I'll second a lot of what LW added in reply #5.
My parents rented out the tiny mobile home that we lived in when we were kids and they were still what would be considered newlyweds. You see, thanks to much hard work by my father (my mother was mostly a stay at home mom) and a little extra income from my mom's waitressing, my parents built a home on property sold to them by my grandparents (my father's parents). The same property we lived on when living in the mobile home.
The first set of tenants my parents had were truly great people. A Bechtel contractor that was a very hard worker, with a great work ethic and values system. His wife and he were newlyweds also. They worked hard to maintain a very nice home. They planted lovely flowers around the mobile home, and kept the place as neat as they could. They would call about problems with the home only in an emergency, and would take care of most things themselves before ever troubling someone else (including my parents, the landlords). My parents loved having them as tenants and were sad when they moved away after the construction work the guy was doing had finished.
From that point on though, my parents had no end of difficulties with tenants -- including relatives that horribly took advantage of my parents and literally destroyed the home.
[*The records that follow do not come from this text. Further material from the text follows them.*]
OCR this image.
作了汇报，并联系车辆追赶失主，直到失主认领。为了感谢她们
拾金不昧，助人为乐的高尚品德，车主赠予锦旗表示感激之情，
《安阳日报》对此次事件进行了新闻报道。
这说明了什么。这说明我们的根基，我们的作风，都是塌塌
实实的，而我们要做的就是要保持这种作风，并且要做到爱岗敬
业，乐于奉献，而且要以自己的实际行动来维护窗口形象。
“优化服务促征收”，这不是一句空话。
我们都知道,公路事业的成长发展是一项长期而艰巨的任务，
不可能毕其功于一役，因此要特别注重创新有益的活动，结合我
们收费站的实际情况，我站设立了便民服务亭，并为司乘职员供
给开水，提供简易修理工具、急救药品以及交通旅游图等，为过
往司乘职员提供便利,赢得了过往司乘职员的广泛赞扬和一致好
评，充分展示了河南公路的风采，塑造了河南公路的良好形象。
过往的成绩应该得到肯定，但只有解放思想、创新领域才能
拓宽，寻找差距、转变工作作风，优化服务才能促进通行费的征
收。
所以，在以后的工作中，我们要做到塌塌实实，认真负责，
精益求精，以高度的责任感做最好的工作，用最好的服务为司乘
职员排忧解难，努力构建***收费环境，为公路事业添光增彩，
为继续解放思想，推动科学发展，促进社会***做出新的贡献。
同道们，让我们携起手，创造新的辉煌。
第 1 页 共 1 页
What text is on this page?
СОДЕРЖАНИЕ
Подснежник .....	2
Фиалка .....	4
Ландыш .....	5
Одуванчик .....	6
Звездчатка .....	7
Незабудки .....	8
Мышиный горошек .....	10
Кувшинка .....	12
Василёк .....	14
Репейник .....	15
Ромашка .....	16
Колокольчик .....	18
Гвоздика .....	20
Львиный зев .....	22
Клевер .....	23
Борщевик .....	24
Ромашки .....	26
One tenant (a relative) had at least one big dog that tore up the place. Did said relative or his parents help pay for the damage? Are you kidding me?!? There was barely an "I'm sorry".
Another tenant, non-relative, came in and painted the pale pink interior African power Green -- without ever obtaining permission. That was perhaps the absolute worst tenant, and that tenant was the one that taught my family the rules of eviction. 90 days past due (or close to it) before notice could be served. Once notice was served, 60 days (or something close to it), before the individual could be evicted, and then only with help of law enforcement (though my father was a state Trooper, he had to get the local sherriff's office involved instead), but if the tenant demanded an extension of time, then one was mandatorily granted, and the clock started later. So, 6 months plus of no income for a family that was struggling to pay their own mortgage, property taxes, phone bills, food bills, and other necessities went by before the locks could be changed and the individual that lived on drugs and alcohol while trying to find a new man to care for her (read: knock her up so she could get AFDC like the neighbors that helped get her into the rental space to begin with) freeloaded all along.
When she left, several hundred (back when several hundred was a lot of money) dollars worth of work was needed to replace carpet that was ruined by a dog (again, with no pets allowed), paint removal on the sink and fridge, and other items was needed.
And people wondered why my parents, with a family of 6 (2 adults, 4 kids) wound up able to have their kids get reduced cost lunches at the public schools. As a cop, my dad's income was almost nothing, and yet people figured that as a cop he had to be living comfortably. I guess too many people had seen Serpico and thought all cops were on the take.
Anyway, the rules are far too tilted in favor of the tenant, and to this day when I drive by apartment buildings and see piles of belongings on the street I laugh. Not at the misfortune of the individual, but instead to keep from crying from the thought of my parents watching their first family home nearly destroyed by the bad tenants they rented to. You see, I know for a fact that these evictees were all given plenty of opportunity, and every single one abused the system to get to the point that they did.
Perhaps if they had turned to friends or relatives for help, or perhaps if they had not wasted their money on drugs and alcohol (or the lottery, or whatever) they could have paid enough rent to keep themselves from being evicted, or perhaps they could at least have removed the best of their own property and not seen themselves "wiped out" due to the debts they had built up.